Cette semaine, Marie-Sixte Imbert, directrice des opérations à l’Institut Open Diplomacy, inaugure sa chronique “Relations franco-allemandes”.
Aujourd’hui, Marie-Sixte nous explique quel rôle jouent les relations franco-allemandes au sein d’une UE en recherche de souveraineté.
Tout d’abord, de quoi parle-t-on ?
Quand on parle de relations franco-allemandes, on parle avant toute chose de relations de voisinage géographique, mais également du “moteur” ou “couple” franco-allemand, cet effort véritablement historique, mené depuis les années 1950 pour rapprocher, réconcilier deux ennemis héréditaires, et construire une véritable relation d’amitié.
Les relations franco-allemandes, ce sont avant tout des relations humaines : dans les zones transfrontalières et bien au-delà, les échanges sont nombreux, et l’OFAJ - l’Office franco-allemand pour la jeunesse et ses programmes d’échange par exemple y contribuent de manière importante.
Ce sont aussi des relations économiques, des relations culturelles, avec de nombreux échanges et coopérations au fil des ans, qui nourrissent le tissu de chaque société.
Ce sont enfin des relations politiques, renforcées avec le traité d’Aix-la-Chapelle en janvier 2019, et la création de l’Assemblée parlementaire franco-allemande : au-delà des hommes et des femmes, les institutions apportent un cadre pour travailler ensemble et construire des politiques publiques communes.
Pourquoi vouloir renforcer maintenant ces relations franco-allemandes ?
Nous nous trouvons à un tournant stratégique majeur pour l’Europe, en quête de son identité à la fois stratégique, politique, géopolitique.

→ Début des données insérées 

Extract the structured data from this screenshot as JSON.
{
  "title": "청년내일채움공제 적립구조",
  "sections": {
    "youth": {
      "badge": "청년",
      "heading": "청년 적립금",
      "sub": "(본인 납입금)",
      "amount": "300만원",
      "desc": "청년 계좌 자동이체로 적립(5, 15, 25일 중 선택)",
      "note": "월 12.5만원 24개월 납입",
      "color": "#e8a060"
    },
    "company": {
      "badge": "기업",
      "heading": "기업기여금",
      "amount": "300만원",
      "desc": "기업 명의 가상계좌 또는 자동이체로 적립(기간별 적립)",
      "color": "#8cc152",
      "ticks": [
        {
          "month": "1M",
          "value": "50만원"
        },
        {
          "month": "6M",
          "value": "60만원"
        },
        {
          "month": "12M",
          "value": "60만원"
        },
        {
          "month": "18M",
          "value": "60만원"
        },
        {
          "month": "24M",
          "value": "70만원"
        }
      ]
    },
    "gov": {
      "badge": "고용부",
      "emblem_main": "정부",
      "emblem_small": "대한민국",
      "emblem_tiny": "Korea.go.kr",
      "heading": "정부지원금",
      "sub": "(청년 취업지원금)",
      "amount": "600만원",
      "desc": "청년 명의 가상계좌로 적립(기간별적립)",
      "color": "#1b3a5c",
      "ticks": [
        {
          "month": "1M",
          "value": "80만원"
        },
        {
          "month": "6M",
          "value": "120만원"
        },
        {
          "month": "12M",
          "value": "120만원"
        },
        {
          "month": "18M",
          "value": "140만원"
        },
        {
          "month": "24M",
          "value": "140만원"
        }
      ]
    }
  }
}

On a construit l’Europe économique, on a besoin de l’Europe politique. Dans cette période de forte vulnérabilité, d’interrogations, où l’on fait encore face aux conséquences du Brexit et du départ du Royaume-Uni, où des interrogations peuvent se faire jour sur l’engagement en faveur des valeurs européennes en Pologne ou en Hongrie, l’unité constitue notre plus grande force, pour faire entendre la voix de 500 millions de citoyens, et peser sur le cours du monde, face à des partenaires comme les Etats-Unis, face à des concurrents comme la Chine.
Quel rôle pour la France et l’Allemagne dans tout cela ?
En France, on parle souvent du “couple” franco-allemand, en Allemagne de “moteur”, mais l’idée est la même : la France et l’Allemagne sont les deux piliers de l’Union européenne, indispensables à sa construction, mais non suffisants - heureusement, il y a de la place pour les 25 autres Etats membres ! Il reste que France et Allemagne ensemble sont capables de donner une impulsion décisive, comme on l’a vu au printemps 2020, lorsque les deux pays ont proposé un plan de relance européen fondé notamment sur un instrument de dette commune. Une révolution au niveau européen.
Le problème vient du timing : les deux éléments du “moteur” franco-allemand risquent d’être grippés pour un certain temps. En Allemagne, les élections fédérales du 26 septembre ont rebattu considérablement les cartes politiques, et l’on sait que la construction d’une coalition, si elle est en cours, nécessitera plusieurs semaines ou plusieurs mois. A contrario le contrat de coalition qui sera établi, quels que soient les partis embarqués, sera fondamental, car juridiquement contraignant pour ces derniers.
Du côté de la France, nous avons un appel d’air formidable avec la Présidence française de l’Union européenne, “PFUE” de son petit nom, mais elle sera tronquée par la campagne présidentielle et la période de réserve gouvernementale, à partir de début avril, en matière de parole et d’action publiques. Il faudra du temps ensuite pour que le gouvernement s’installe, ainsi que l’Assemblée : dans les faits, nous avons presque une année “blanche” pour le couple franco-allemand d’un point de vue politique et géopolitique. Qu’il n’en soit pas ainsi en termes de réflexions, de travaux intellectuels, de coopérations concrètes : l’enjeu n’est plus de visser les boulons, mais de déterminer la route que nous suivons ensemble.